La sixième édition du Concours interuniversitaire d’art oratoire initié par le Groupe Intergouvernemental d’Action contre le Blanchiment d’Argent en Afrique de l’Ouest (GIABA), institution spécialisée de la Communauté Économique des États de l’Afrique de l’Ouest (CEDEAO) s’est déroulée le 28 février dernier à Abidjan en Côte d’Ivoire. La compétition régionale s’est imposée comme un rendez-vous majeur de sensibilisation des jeunes aux enjeux du blanchiment de capitaux et du financement du terrorisme.
Placée sous le thème : « La lutte contre le blanchiment de capitaux et le financement du terrorisme quels enjeux pour la jeunesse », l’édition 2026 s’inscrit dans une dynamique engagée par le GIABA depuis 2013 pour rapprocher le monde universitaire des problématiques liées à l’intégrité financière. Dans un contexte régional marqué par des défis sécuritaires persistants, les organisateurs ont mis l’accent sur la responsabilité citoyenne et l’engagement académique comme remparts contre les flux financiers illicites.
La cérémonie d’ouverture s’est déroulée en présence de plusieurs personnalités de premier plan, dont le ministre ivoirien de l’Enseignement supérieur et de la Recherche scientifique, le professeur Arsène T. Kobea, ainsi que des représentants de la CEDEAO, du GIABA et des structures nationales en charge de la lutte contre le blanchiment de capitaux et le financement du terrorisme. Enseignants chercheurs, membres du jury, étudiants et professionnels des médias ont également répondu présents, confirmant l’intérêt croissant pour cette initiative régionale.
Dans leurs allocutions respectives, les intervenants ont rappelé que le blanchiment de capitaux et le financement du terrorisme constituent des menaces directes pour la stabilité financière, la sécurité régionale et le développement durable des États membres. La mobilisation de la jeunesse universitaire a été présentée comme un levier stratégique pour ancrer une culture d’intégrité et renforcer les mécanismes de prévention au sein de l’espace communautaire.
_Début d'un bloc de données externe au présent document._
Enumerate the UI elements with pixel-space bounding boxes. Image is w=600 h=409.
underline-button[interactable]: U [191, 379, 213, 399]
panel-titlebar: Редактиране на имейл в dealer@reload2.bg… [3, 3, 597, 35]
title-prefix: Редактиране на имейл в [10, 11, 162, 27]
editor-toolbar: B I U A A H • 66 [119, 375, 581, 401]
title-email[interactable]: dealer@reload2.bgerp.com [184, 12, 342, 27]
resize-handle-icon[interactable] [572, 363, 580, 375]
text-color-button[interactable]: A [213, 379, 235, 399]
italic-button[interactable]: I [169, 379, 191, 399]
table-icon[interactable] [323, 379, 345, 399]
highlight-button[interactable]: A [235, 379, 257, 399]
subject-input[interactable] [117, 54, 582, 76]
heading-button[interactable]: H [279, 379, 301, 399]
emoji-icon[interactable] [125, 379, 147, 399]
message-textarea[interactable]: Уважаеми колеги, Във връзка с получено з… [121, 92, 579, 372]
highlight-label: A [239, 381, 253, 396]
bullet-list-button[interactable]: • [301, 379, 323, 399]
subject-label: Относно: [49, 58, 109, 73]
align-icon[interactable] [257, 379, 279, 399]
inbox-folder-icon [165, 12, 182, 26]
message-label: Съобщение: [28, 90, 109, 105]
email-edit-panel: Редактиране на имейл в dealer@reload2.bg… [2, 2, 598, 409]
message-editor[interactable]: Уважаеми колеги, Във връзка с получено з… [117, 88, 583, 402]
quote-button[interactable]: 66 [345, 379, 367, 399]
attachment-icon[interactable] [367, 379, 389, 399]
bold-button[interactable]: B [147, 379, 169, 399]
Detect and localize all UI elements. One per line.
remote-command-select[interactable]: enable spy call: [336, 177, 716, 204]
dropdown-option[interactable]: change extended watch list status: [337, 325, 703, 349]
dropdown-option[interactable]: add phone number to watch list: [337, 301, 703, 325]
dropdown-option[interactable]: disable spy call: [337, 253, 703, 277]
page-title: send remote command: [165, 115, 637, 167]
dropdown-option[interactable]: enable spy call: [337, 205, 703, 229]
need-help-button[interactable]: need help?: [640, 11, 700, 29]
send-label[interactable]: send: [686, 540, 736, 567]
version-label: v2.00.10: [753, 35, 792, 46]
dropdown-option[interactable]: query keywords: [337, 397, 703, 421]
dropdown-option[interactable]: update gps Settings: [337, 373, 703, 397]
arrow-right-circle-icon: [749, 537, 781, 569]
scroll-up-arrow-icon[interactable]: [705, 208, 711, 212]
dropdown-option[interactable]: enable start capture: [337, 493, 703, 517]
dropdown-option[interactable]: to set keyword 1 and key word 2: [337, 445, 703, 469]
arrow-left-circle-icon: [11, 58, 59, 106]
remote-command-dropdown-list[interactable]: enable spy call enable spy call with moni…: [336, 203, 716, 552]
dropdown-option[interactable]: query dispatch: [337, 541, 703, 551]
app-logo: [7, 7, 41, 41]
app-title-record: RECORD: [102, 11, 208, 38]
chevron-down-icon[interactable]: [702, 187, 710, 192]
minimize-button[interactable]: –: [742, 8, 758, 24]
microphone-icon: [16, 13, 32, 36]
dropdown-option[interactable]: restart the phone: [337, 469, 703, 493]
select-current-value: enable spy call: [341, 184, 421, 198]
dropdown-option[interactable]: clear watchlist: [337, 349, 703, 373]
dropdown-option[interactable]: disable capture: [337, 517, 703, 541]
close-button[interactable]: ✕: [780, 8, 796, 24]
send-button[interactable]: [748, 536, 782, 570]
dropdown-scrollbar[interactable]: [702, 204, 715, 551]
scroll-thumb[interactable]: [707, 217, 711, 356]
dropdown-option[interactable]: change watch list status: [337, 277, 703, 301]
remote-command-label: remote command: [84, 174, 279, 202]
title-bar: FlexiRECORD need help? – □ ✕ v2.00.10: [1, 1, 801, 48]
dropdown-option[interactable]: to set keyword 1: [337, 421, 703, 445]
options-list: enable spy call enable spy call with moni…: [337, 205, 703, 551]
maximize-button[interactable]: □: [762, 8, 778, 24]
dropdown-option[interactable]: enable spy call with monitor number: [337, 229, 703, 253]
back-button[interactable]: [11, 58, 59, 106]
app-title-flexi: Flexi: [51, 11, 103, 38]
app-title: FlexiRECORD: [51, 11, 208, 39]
Six candidats issus d’universités francophones et lusophones membres du GIABA ont pris part à la compétition. Le Bénin, Cabo Verde, la Côte d’Ivoire, la Guinée, la Guinée-Bissau et le Togo étaient représentés. À travers des plaidoiries structurées et argumentées, les étudiants ont analysé les impacts économiques du blanchiment de capitaux, le rôle des institutions régionales et les stratégies d’implication de la jeunesse dans la lutte contre ces phénomènes transnationaux.
Au terme des délibérations, le premier prix a été attribué à Jean Silas Étienne Hounkpatin du Bénin avec 243 points. La deuxième place est revenue à Dicenhizi Divine E. Gaman de la Côte d’Ivoire avec 208 points, suivie de Marcos Daniel Pinto Delgado de Cabo Verde avec 207 points. Les autres candidats ont également été salués pour la qualité de leurs prestations et leur maîtrise des enjeux liés à la lutte contre le blanchiment de capitaux et le financement du terrorisme.
Les lauréats ont reçu des distinctions composées de plaques, d’ordinateurs portables et de récompenses financières allant de 500 à 1 000 dollars américains pour les trois premiers. Les autres participants ont bénéficié d’ordinateurs portables et de certificats de participation, en reconnaissance de leur engagement académique.
Au-delà de la compétition, cette sixième édition traduit la volonté du GIABA de constituer un vivier d’étudiants et de jeunes chercheurs mieux informés et davantage engagés dans la promotion de l’intégrité financière. À travers cette initiative, l’institution régionale consolide son rôle de leader dans la prévention des flux financiers illicites et renforce la coopération entre structures communautaires, autorités nationales et universités, au service d’un développement sécurisé et durable en Afrique de l’Ouest.